J’ai une affection particulière pour la simplicité de «Terre des hommes», de Saint-Exupéry dans lequel l’aviateur, confronté au danger avec les aléas de son métier fait l’épreuve du devoir d’humilité face au monde mais également de celui du dépassement de soi. Il mesure la valeur de ce que représente la vie, de ce que signifie être un homme, de sa quête d’essentiel et d’absolu…C’est l’apprentissage éclairé du fait que «la vérité pour l’homme, c’est ce qui fait de lui un homme».
Le livre que vous emmèneriez sur une île déserte ?

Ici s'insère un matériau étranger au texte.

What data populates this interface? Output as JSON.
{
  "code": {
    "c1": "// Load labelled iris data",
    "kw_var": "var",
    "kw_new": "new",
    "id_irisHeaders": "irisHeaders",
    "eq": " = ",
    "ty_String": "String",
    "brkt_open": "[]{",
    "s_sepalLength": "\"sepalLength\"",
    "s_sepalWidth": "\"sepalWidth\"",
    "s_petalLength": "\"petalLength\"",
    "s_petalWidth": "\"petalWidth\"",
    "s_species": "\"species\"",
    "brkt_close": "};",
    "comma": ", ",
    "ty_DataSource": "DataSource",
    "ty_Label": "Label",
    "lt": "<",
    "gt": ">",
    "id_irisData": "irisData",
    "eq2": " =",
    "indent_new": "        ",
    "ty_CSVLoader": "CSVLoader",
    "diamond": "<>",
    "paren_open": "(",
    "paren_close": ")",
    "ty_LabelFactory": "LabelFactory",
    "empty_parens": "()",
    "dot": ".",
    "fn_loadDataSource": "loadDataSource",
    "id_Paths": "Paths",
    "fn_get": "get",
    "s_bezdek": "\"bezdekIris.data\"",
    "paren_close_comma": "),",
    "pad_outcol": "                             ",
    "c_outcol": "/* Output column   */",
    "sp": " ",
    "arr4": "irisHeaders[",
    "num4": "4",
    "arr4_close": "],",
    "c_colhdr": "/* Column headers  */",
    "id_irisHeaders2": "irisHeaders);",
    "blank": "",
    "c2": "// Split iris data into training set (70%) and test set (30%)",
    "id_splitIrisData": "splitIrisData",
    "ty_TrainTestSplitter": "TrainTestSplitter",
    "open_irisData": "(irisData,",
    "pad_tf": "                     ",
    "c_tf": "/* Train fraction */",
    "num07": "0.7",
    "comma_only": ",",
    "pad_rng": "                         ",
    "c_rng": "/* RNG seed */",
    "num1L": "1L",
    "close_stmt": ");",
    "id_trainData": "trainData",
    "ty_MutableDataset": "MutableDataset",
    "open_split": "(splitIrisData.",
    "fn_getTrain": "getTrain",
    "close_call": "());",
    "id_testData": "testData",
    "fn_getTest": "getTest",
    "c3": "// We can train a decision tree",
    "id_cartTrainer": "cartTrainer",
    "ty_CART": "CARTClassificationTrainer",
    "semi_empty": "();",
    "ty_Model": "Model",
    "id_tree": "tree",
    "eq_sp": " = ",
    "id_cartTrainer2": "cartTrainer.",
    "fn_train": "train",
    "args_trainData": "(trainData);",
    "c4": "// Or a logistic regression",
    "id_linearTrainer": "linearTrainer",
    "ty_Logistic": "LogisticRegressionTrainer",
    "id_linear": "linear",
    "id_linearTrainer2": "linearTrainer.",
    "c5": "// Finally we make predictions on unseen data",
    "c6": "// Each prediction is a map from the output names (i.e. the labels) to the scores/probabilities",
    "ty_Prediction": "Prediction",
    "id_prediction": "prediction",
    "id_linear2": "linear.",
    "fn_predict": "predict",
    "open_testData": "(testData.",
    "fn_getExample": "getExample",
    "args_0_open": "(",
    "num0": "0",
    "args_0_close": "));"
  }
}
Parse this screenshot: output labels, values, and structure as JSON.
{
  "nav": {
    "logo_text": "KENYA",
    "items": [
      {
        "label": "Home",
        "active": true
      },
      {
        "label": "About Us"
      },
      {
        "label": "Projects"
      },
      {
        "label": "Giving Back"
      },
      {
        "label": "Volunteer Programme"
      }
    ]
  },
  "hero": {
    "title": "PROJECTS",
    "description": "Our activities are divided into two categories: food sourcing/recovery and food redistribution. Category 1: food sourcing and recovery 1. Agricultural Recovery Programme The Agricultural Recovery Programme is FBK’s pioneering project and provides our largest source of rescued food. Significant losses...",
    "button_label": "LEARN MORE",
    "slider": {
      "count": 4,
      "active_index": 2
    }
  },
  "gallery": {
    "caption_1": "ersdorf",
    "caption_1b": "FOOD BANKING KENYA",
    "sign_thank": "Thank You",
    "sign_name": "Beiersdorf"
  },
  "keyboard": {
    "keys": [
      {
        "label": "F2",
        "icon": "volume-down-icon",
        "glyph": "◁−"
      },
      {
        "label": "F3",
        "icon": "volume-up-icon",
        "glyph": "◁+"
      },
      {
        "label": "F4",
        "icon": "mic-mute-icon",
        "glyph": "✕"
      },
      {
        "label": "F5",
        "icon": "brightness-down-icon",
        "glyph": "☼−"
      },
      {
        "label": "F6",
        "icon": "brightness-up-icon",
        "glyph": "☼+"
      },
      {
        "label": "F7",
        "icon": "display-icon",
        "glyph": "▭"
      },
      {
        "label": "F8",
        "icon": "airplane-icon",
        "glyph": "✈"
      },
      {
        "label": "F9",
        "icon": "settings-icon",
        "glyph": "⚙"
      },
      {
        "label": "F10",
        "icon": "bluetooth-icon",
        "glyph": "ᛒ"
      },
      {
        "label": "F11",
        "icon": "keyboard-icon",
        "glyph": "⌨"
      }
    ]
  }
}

Ce serait une anthologie des poètes du monde, d’hier et d’aujourd’hui ! On y trouverait la poésie d’Antoine Emaz, ciselée, lapidaire. Celle de Marie de Quatrebarbes, singulière et sensible…Celle de Roberto Juarroz, verticale et cosmique. Celle de Pablo Neruda, ardente et engagée. Celle d’Omar Khayyam, à la fois si spirituelle et si terrestre. Celle de Paul Celan, monument d’humanité fragile…

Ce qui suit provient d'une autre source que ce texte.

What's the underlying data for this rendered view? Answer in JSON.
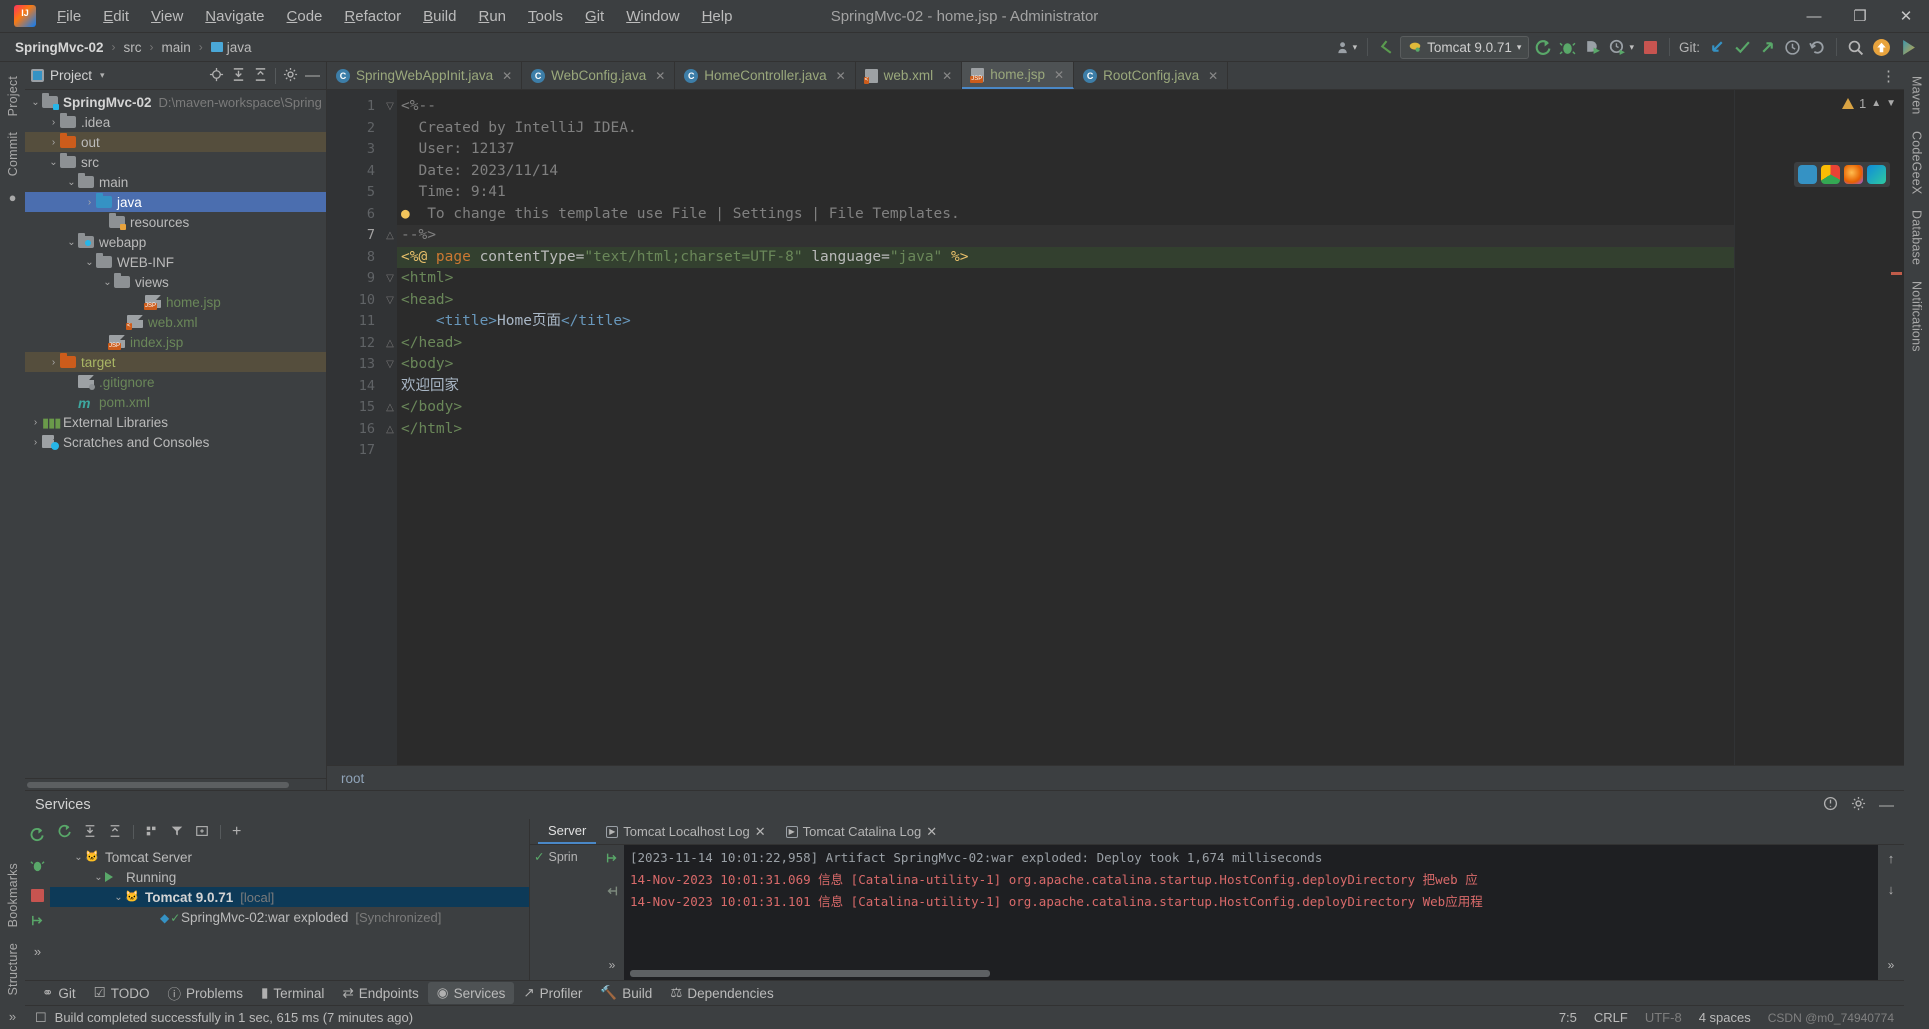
{
  "window": {
    "title": "SpringMvc-02 - home.jsp - Administrator",
    "minimize": "—",
    "maximize": "❐",
    "close": "✕"
  },
  "menu": [
    "File",
    "Edit",
    "View",
    "Navigate",
    "Code",
    "Refactor",
    "Build",
    "Run",
    "Tools",
    "Git",
    "Window",
    "Help"
  ],
  "breadcrumb": {
    "items": [
      "SpringMvc-02",
      "src",
      "main",
      "java"
    ],
    "separator": "›"
  },
  "toolbar": {
    "run_config": "Tomcat 9.0.71",
    "git_label": "Git:",
    "dropdown_caret": "▾",
    "icons": {
      "user": "user-icon",
      "back_arrow": "back-arrow-icon",
      "run": "run-icon",
      "debug": "debug-icon",
      "run_coverage": "run-with-coverage-icon",
      "profiler": "profiler-icon",
      "stop": "stop-icon",
      "update": "update-project-icon",
      "commit": "commit-icon",
      "push": "push-icon",
      "history": "history-icon",
      "rollback": "rollback-icon",
      "search": "search-icon",
      "updates": "updates-available-icon",
      "ide": "ide-icon"
    }
  },
  "left_rail": [
    "Project",
    "Commit"
  ],
  "right_rail": [
    "Maven",
    "CodeGeeX",
    "Database",
    "Notifications"
  ],
  "project_panel": {
    "title": "Project",
    "caret": "▾",
    "header_icons": [
      "locate-icon",
      "expand-all-icon",
      "collapse-all-icon",
      "settings-icon",
      "hide-icon"
    ],
    "tree": [
      {
        "indent": 0,
        "arrow": "⌄",
        "icon": "module-folder",
        "label": "SpringMvc-02",
        "bold": true,
        "sub": "D:\\maven-workspace\\Spring"
      },
      {
        "indent": 1,
        "arrow": "›",
        "icon": "folder-gray",
        "label": ".idea"
      },
      {
        "indent": 1,
        "arrow": "›",
        "icon": "folder-orange",
        "label": "out",
        "highlight": true
      },
      {
        "indent": 1,
        "arrow": "⌄",
        "icon": "folder-gray",
        "label": "src"
      },
      {
        "indent": 2,
        "arrow": "⌄",
        "icon": "folder-gray",
        "label": "main"
      },
      {
        "indent": 3,
        "arrow": "›",
        "icon": "folder-blue",
        "label": "java",
        "selected": true
      },
      {
        "indent": 3,
        "arrow": "",
        "icon": "folder-resources",
        "label": "resources"
      },
      {
        "indent": 2,
        "arrow": "⌄",
        "icon": "folder-webapp",
        "label": "webapp"
      },
      {
        "indent": 3,
        "arrow": "⌄",
        "icon": "folder-gray",
        "label": "WEB-INF"
      },
      {
        "indent": 4,
        "arrow": "⌄",
        "icon": "folder-gray",
        "label": "views"
      },
      {
        "indent": 5,
        "arrow": "",
        "icon": "jsp-file",
        "label": "home.jsp",
        "color": "green"
      },
      {
        "indent": 4,
        "arrow": "",
        "icon": "xml-file",
        "label": "web.xml",
        "color": "green"
      },
      {
        "indent": 3,
        "arrow": "",
        "icon": "jsp-file",
        "label": "index.jsp",
        "color": "green"
      },
      {
        "indent": 1,
        "arrow": "›",
        "icon": "folder-orange",
        "label": "target",
        "color": "olive",
        "highlight": true
      },
      {
        "indent": 2,
        "arrow": "",
        "icon": "gitignore-file",
        "label": ".gitignore",
        "color": "green"
      },
      {
        "indent": 2,
        "arrow": "",
        "icon": "maven-file",
        "label": "pom.xml",
        "color": "green"
      },
      {
        "indent": 0,
        "arrow": "›",
        "icon": "libraries-icon",
        "label": "External Libraries"
      },
      {
        "indent": 0,
        "arrow": "›",
        "icon": "scratches-icon",
        "label": "Scratches and Consoles"
      }
    ]
  },
  "editor": {
    "tabs": [
      {
        "label": "SpringWebAppInit.java",
        "icon": "class-icon",
        "active": false,
        "close": "✕"
      },
      {
        "label": "WebConfig.java",
        "icon": "class-icon",
        "active": false,
        "close": "✕"
      },
      {
        "label": "HomeController.java",
        "icon": "class-icon",
        "active": false,
        "close": "✕"
      },
      {
        "label": "web.xml",
        "icon": "xml-icon",
        "active": false,
        "close": "✕"
      },
      {
        "label": "home.jsp",
        "icon": "jsp-icon",
        "active": true,
        "close": "✕"
      },
      {
        "label": "RootConfig.java",
        "icon": "class-icon",
        "active": false,
        "close": "✕"
      }
    ],
    "line_numbers": [
      "1",
      "2",
      "3",
      "4",
      "5",
      "6",
      "7",
      "8",
      "9",
      "10",
      "11",
      "12",
      "13",
      "14",
      "15",
      "16",
      "17"
    ],
    "current_line": 7,
    "lines": [
      "<%--",
      "  Created by IntelliJ IDEA.",
      "  User: 12137",
      "  Date: 2023/11/14",
      "  Time: 9:41",
      "  To change this template use File | Settings | File Templates.",
      "--%>",
      "<%@ page contentType=\"text/html;charset=UTF-8\" language=\"java\" %>",
      "<html>",
      "<head>",
      "    <title>Home页面</title>",
      "</head>",
      "<body>",
      "欢迎回家",
      "</body>",
      "</html>",
      ""
    ],
    "warning_count": "1",
    "breadcrumb_bottom": "root"
  },
  "services": {
    "title": "Services",
    "header_icons": [
      "help-icon",
      "settings-icon",
      "hide-icon"
    ],
    "toolbar_icons": [
      "rerun-icon",
      "expand-all-icon",
      "collapse-all-icon",
      "group-icon",
      "filter-icon",
      "show-config-icon",
      "add-icon"
    ],
    "rail_icons": [
      "rerun-icon",
      "debug-icon",
      "stop-icon",
      "exit-icon",
      "more-icon"
    ],
    "tree": [
      {
        "indent": 0,
        "arrow": "⌄",
        "icon": "tomcat-icon",
        "label": "Tomcat Server"
      },
      {
        "indent": 1,
        "arrow": "⌄",
        "icon": "running-icon",
        "label": "Running"
      },
      {
        "indent": 2,
        "arrow": "⌄",
        "icon": "tomcat-icon",
        "label": "Tomcat 9.0.71",
        "bold": true,
        "sub": "[local]",
        "selected": true
      },
      {
        "indent": 3,
        "arrow": "",
        "icon": "artifact-icon",
        "label": "SpringMvc-02:war exploded",
        "sub": "[Synchronized]"
      }
    ],
    "tabs": [
      {
        "label": "Server",
        "active": true,
        "close": ""
      },
      {
        "label": "Tomcat Localhost Log",
        "active": false,
        "close": "✕"
      },
      {
        "label": "Tomcat Catalina Log",
        "active": false,
        "close": "✕"
      }
    ],
    "side_status": "Sprin",
    "console_lines": [
      {
        "text": "[2023-11-14 10:01:22,958] Artifact SpringMvc-02:war exploded: Deploy took 1,674 milliseconds",
        "color": "gray"
      },
      {
        "text": "14-Nov-2023 10:01:31.069 信息 [Catalina-utility-1] org.apache.catalina.startup.HostConfig.deployDirectory 把web 应",
        "color": "red"
      },
      {
        "text": "14-Nov-2023 10:01:31.101 信息 [Catalina-utility-1] org.apache.catalina.startup.HostConfig.deployDirectory Web应用程",
        "color": "red"
      }
    ]
  },
  "tool_windows": [
    {
      "label": "Git",
      "icon": "git-icon",
      "active": false
    },
    {
      "label": "TODO",
      "icon": "todo-icon",
      "active": false
    },
    {
      "label": "Problems",
      "icon": "problems-icon",
      "active": false
    },
    {
      "label": "Terminal",
      "icon": "terminal-icon",
      "active": false
    },
    {
      "label": "Endpoints",
      "icon": "endpoints-icon",
      "active": false
    },
    {
      "label": "Services",
      "icon": "services-icon",
      "active": true
    },
    {
      "label": "Profiler",
      "icon": "profiler-icon",
      "active": false
    },
    {
      "label": "Build",
      "icon": "build-icon",
      "active": false
    },
    {
      "label": "Dependencies",
      "icon": "dependencies-icon",
      "active": false
    }
  ],
  "status_bar": {
    "message": "Build completed successfully in 1 sec, 615 ms (7 minutes ago)",
    "caret_position": "7:5",
    "line_separator": "CRLF",
    "encoding": "UTF-8",
    "indent": "4 spaces",
    "watermark": "CSDN @m0_74940774"
  },
  "colors": {
    "accent_blue": "#4b6eaf",
    "selection_dark": "#0d3a58",
    "bg_panel": "#3c3f41",
    "bg_editor": "#2b2b2b",
    "bg_console": "#1e1f22",
    "green": "#6a8759",
    "orange": "#cc7832",
    "warning": "#d9a343",
    "error_red": "#d96a6a"
  }
}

Le livre qui vous ressemble ?
La question est redoutable : à quoi ressemble le livre qui me ressemblerait ? J’aurai envie de citer «Seule la mer» d’Amos Oz, un roman-poème atypique qui met en scène un chassé-croisé de fragments de voix : Albert Danon a perdu sa femme Nadia d’un cancer et son fils Rico est parti au Tibet, il héberge alors chez lui la fiancée de Rico, Dita, ce qui provoque les inquiétudes de Bettine, la vieille amie d’Albert alors que Rico, submergé par le souvenir de sa mère, refuse, lui de rentrer… Ce qui me parle, c’est le fait d’ouvrir un espace à des voix. Cette présence des voix qui expriment au quotidien leurs errances intimes, leur nostalgie du bonheur, leur solitude, dans une succession de fragments traversés par une intensité poétique rare est une chose précieuse pour moi.

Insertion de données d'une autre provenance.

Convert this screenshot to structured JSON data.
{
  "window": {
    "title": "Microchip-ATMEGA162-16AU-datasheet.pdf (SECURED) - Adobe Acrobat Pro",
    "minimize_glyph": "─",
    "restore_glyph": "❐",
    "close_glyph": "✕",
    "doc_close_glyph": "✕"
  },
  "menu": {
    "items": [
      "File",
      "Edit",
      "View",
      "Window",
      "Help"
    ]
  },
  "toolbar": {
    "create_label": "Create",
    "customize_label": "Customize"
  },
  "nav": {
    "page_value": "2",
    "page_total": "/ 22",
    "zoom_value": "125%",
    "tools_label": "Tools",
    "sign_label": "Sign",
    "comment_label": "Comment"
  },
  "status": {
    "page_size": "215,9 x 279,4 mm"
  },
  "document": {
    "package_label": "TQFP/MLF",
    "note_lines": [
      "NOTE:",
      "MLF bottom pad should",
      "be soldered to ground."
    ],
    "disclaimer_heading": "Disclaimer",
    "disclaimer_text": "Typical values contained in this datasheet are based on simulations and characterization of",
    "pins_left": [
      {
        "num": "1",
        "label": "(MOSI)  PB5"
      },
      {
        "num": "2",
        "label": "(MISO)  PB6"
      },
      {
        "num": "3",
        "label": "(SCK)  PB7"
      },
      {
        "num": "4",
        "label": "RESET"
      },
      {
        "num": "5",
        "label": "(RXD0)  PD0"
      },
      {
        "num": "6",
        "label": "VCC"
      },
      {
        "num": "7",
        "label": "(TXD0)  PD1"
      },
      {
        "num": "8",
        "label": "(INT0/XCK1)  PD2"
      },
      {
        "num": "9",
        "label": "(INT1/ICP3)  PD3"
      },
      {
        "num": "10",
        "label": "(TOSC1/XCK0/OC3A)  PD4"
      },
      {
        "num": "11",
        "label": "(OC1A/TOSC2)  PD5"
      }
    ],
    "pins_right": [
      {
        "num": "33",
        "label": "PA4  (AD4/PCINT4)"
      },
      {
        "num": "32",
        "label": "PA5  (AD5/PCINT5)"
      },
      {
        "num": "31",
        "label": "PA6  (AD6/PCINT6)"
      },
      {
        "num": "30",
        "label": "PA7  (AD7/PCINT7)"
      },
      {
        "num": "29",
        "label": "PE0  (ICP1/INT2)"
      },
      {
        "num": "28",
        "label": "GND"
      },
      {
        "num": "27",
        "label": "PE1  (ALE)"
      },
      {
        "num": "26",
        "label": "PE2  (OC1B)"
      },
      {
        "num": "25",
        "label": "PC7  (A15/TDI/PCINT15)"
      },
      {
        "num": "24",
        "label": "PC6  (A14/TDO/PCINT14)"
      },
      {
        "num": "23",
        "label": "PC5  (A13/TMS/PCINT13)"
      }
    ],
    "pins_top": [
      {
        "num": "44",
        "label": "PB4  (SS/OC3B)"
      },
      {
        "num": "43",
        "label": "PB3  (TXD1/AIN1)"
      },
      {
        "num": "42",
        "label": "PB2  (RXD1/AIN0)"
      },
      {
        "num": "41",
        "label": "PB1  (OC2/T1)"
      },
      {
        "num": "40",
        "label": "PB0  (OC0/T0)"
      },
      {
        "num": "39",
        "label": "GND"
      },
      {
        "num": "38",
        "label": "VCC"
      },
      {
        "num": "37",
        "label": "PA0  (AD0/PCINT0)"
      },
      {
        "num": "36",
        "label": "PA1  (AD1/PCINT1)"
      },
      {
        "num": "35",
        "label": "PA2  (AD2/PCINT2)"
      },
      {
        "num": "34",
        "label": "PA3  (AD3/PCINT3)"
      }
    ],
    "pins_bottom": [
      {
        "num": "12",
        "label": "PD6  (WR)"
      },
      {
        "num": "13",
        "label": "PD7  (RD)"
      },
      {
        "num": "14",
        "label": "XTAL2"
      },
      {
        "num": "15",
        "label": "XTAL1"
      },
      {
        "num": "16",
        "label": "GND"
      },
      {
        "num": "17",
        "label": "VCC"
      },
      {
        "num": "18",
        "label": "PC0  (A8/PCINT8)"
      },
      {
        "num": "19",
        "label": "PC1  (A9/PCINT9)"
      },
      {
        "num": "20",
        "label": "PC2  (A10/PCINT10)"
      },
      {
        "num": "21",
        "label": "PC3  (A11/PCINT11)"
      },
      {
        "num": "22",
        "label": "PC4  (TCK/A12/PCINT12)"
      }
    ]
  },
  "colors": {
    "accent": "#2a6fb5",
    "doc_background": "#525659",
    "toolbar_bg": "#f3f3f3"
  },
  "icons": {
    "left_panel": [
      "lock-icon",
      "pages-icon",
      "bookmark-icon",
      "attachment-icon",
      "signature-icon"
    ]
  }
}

Votre coup de cœur du moment ?
Coup de cœur pour les pièces de Jon Fosse, qui sont des textes courts, comme «Le nom», «L’enfant» et dont l’univers dramaturgique est d’une rare intensité parce qu’elle repose sur une intrigue minimaliste avec des personnages souvent en attente, en recherche, en tension, qui avancent dans la vie en se confrontant à leur solitude. Des histoires âpres mais servies par une langue très pure.
Votre livre de chevet ?
Aaah…L’œuvre magnifique et inclassable d’Edmond Jabès, dans l’idée qu’un livre de chevet, c’est celui qui dialogue avec vous secrètement et qui dispose de tous les talents : il vous ressource, vous questionne, vous émeut et ne se laisse jamais étiqueter parce que son message est irréductible…Du «Livre des questions» au «Livre des ressemblances», en passant par «Le Livre des marges», «Le petit livre de la subversion hors soupçon», «Le livre du partage», «Le Livre de l’hospitalité», c’est pour moi l’auteur d’une quête infinie qui questionne l’exil intérieur, l’altérité, la mort, l’infini, la justice, la vérité…Tout entier voué à la recherche de ce qu’il appelle «Le livre des livres», celui-ci est de ceux qui transforment la lecture en expérience totale : à la fois sensible, philosophique, ontologique et métaphysique…Chaque phrase, aphorisme, possède une dimension invocatrice, comme celle-ci : «nous ne sommes véritablement nous-mêmes qu’au plus aride de notre solitude».